Our results do not apply to people in long-stay hospital or nursing homes (an exclusion criterion for the trial) in whom physical activity levels are likely to be substantially different from the community sample. The response rate in our study was 71% and nonresponders were more likely to be women and current smokers. However, there were no other major differences in health measures between responders and nonresponders, and the mortality rates were similar. The 35% of responders who did not have full data on possible confounders were similar to those with full data. Moreover, the Model 1 and 2 mortality estimates for those with incomplete data were essentially the same as those with complete data.
Our results for people aged 75 to 84 years support the existing evidence that physical activity is beneficial and is associated with improved survival in those aged 75 years and over. Regular physical activity and/or exercise enable older people to retain higher levels of functional capacity (notably cardiovascular and neuromuscular function) and possibly slow the age-related decline in cognitive function. The benefits of increased levels of exercise in relation to mortality found by us and in previous studies apply to a range of daily activities and are by no means specific to structured exercise. Our study also shows that doing more strenuous physical activity (as well as light and moderate) has benefits in terms of survival. Significant natural reduction in muscle mass and consequent loss of strength is a natural irreversible process. However, considerable strength improvement of existing muscle mass with vigorous training is possible into the ninth decade of age [42
]. Since muscle strength is crucial to mobility, performing heavy physical activity will also undoubtedly lead to increased self-sufficiency in older age and there is a case for making resistance training a core component of disability postponing programmes for the elderly.
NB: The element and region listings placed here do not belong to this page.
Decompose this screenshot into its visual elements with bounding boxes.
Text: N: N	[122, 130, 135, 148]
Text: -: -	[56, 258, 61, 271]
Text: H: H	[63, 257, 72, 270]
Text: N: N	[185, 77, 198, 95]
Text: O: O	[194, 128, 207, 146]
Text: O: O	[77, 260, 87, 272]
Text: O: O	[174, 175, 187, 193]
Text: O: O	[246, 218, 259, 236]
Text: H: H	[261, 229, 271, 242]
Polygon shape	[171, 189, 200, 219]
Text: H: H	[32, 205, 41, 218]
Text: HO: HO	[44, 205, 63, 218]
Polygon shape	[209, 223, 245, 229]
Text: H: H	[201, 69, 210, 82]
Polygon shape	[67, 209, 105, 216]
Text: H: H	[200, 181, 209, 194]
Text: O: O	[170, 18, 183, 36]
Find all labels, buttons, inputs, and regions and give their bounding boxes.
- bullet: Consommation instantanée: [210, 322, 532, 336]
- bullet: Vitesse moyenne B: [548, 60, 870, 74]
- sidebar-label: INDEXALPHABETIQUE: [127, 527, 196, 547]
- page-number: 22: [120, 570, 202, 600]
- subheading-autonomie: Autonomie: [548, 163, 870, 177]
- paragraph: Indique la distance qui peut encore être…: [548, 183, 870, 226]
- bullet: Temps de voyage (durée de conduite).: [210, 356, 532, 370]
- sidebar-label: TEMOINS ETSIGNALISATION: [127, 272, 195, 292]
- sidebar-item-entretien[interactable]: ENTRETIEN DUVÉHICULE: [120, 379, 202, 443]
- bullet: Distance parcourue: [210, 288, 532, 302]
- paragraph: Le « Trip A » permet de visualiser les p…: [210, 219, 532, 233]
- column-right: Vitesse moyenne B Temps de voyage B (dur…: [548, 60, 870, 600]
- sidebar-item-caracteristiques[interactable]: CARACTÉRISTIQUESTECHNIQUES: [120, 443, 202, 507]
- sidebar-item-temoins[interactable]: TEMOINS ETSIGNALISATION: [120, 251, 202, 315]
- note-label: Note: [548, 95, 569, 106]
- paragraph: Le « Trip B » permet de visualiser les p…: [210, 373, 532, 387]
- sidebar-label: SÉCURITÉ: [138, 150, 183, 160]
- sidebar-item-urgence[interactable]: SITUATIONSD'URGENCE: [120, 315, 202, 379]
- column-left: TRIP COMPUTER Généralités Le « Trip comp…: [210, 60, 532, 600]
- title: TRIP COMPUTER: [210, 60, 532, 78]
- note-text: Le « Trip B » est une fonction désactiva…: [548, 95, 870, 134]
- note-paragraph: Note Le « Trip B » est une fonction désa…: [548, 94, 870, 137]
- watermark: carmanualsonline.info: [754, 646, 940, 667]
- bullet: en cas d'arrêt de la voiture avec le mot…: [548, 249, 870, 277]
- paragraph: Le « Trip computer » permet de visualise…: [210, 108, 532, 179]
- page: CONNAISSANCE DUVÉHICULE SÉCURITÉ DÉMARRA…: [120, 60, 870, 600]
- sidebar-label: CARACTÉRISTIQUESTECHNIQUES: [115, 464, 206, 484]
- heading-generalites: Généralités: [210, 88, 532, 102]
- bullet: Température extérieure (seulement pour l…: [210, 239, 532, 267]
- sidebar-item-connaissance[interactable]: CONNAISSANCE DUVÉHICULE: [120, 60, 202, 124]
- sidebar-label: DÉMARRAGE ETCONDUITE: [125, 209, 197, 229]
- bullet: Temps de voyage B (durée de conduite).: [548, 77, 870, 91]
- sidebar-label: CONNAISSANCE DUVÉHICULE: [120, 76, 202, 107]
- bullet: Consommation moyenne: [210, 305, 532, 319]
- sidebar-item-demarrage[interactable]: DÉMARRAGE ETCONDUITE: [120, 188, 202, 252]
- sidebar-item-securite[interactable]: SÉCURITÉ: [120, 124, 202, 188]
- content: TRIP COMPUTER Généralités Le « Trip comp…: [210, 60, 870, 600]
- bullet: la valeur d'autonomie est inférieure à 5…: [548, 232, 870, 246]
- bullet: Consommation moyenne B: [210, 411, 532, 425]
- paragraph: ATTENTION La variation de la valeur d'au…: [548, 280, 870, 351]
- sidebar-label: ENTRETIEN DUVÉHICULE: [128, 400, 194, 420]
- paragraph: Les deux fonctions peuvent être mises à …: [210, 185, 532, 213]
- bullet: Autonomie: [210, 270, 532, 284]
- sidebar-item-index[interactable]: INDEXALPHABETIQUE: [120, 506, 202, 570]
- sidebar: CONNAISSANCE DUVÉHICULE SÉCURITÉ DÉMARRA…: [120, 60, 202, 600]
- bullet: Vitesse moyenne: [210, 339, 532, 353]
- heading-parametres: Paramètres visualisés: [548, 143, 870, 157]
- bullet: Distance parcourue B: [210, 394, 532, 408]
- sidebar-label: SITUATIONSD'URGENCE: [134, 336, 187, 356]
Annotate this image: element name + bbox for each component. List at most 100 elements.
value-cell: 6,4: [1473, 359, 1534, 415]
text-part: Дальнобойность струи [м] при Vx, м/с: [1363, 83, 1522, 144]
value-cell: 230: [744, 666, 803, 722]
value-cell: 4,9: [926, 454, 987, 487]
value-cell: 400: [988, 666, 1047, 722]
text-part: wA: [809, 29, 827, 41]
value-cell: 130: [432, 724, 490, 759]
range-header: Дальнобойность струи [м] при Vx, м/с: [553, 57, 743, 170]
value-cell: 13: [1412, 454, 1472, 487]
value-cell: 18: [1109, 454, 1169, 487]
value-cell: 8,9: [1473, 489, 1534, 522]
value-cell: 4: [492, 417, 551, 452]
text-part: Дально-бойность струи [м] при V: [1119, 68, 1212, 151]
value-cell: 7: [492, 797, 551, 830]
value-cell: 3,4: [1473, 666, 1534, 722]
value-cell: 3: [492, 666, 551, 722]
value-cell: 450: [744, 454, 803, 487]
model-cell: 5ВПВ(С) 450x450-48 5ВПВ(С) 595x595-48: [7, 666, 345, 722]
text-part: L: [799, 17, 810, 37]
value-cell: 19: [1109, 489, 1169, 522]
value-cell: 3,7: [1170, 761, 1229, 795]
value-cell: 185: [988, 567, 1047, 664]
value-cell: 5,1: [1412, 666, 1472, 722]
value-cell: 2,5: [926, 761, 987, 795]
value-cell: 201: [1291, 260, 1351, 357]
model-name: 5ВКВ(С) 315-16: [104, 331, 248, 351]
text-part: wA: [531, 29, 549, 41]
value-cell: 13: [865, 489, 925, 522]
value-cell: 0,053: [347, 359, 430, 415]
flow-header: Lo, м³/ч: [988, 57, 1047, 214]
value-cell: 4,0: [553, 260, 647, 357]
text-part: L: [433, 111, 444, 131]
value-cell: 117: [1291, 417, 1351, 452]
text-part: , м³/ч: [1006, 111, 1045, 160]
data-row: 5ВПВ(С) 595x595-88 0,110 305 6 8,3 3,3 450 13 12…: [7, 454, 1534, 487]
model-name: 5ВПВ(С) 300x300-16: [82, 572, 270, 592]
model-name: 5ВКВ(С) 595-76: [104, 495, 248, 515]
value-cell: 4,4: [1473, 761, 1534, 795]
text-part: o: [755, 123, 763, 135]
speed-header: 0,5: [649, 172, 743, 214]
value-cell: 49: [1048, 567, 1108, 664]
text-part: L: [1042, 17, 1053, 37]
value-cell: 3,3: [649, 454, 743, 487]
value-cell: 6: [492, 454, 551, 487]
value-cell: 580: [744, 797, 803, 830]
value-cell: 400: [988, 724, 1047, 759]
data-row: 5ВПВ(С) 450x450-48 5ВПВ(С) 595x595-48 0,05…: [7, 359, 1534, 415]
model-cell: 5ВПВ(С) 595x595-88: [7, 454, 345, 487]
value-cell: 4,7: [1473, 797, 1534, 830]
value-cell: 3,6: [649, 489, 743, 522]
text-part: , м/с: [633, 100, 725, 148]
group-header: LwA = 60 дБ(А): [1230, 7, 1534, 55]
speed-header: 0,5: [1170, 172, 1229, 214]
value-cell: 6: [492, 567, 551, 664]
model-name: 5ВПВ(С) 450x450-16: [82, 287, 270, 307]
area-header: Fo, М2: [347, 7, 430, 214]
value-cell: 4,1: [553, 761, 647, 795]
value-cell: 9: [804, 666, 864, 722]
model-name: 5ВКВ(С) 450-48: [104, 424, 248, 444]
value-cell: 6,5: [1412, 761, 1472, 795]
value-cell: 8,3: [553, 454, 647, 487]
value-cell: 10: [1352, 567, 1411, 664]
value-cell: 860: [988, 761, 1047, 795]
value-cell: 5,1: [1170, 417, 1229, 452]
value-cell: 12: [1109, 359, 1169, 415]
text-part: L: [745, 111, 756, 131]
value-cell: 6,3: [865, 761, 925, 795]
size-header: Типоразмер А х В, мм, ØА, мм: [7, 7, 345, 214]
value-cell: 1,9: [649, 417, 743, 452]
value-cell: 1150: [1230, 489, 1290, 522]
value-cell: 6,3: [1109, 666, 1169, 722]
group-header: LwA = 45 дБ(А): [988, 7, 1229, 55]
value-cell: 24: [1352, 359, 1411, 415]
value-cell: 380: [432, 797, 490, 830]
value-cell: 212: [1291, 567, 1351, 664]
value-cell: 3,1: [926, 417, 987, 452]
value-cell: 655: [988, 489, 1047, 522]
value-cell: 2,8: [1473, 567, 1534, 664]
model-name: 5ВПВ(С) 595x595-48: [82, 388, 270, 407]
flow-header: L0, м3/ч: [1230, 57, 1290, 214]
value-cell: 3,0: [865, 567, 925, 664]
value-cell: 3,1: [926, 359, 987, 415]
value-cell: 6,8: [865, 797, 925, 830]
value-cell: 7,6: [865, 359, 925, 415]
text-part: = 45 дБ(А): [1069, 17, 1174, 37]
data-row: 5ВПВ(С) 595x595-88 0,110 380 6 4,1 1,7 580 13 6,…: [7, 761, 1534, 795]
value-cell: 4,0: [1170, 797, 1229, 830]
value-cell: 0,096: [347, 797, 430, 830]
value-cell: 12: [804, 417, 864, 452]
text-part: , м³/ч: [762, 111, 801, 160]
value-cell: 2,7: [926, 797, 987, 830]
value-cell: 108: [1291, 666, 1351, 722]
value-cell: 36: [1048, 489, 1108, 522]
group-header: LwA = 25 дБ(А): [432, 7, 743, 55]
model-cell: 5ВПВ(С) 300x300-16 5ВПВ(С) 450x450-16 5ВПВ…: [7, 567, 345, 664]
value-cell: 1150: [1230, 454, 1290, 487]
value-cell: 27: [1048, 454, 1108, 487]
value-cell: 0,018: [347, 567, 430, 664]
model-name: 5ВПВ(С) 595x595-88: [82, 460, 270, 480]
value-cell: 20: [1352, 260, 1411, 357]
Although we were not able to report on the frequency of exercise below the weekly time unit and cannot, therefore, say with certainty how many times per week physical activity should be performed, the nature of our observations about daily customary activities suggests that activity took place on most, if not all, days. If customary physical activity such as housework, gardening, shopping, and walking is the main or sole component of physical activity for older people, it should be emphasized that increased activity (above the current recommended level) has considerable longevity benefit. While recommendations for older people appropriately focus on the provision and promotion of physical activity classes [6
], this should be integrated with an approach which additionally emphasizes home-based activities.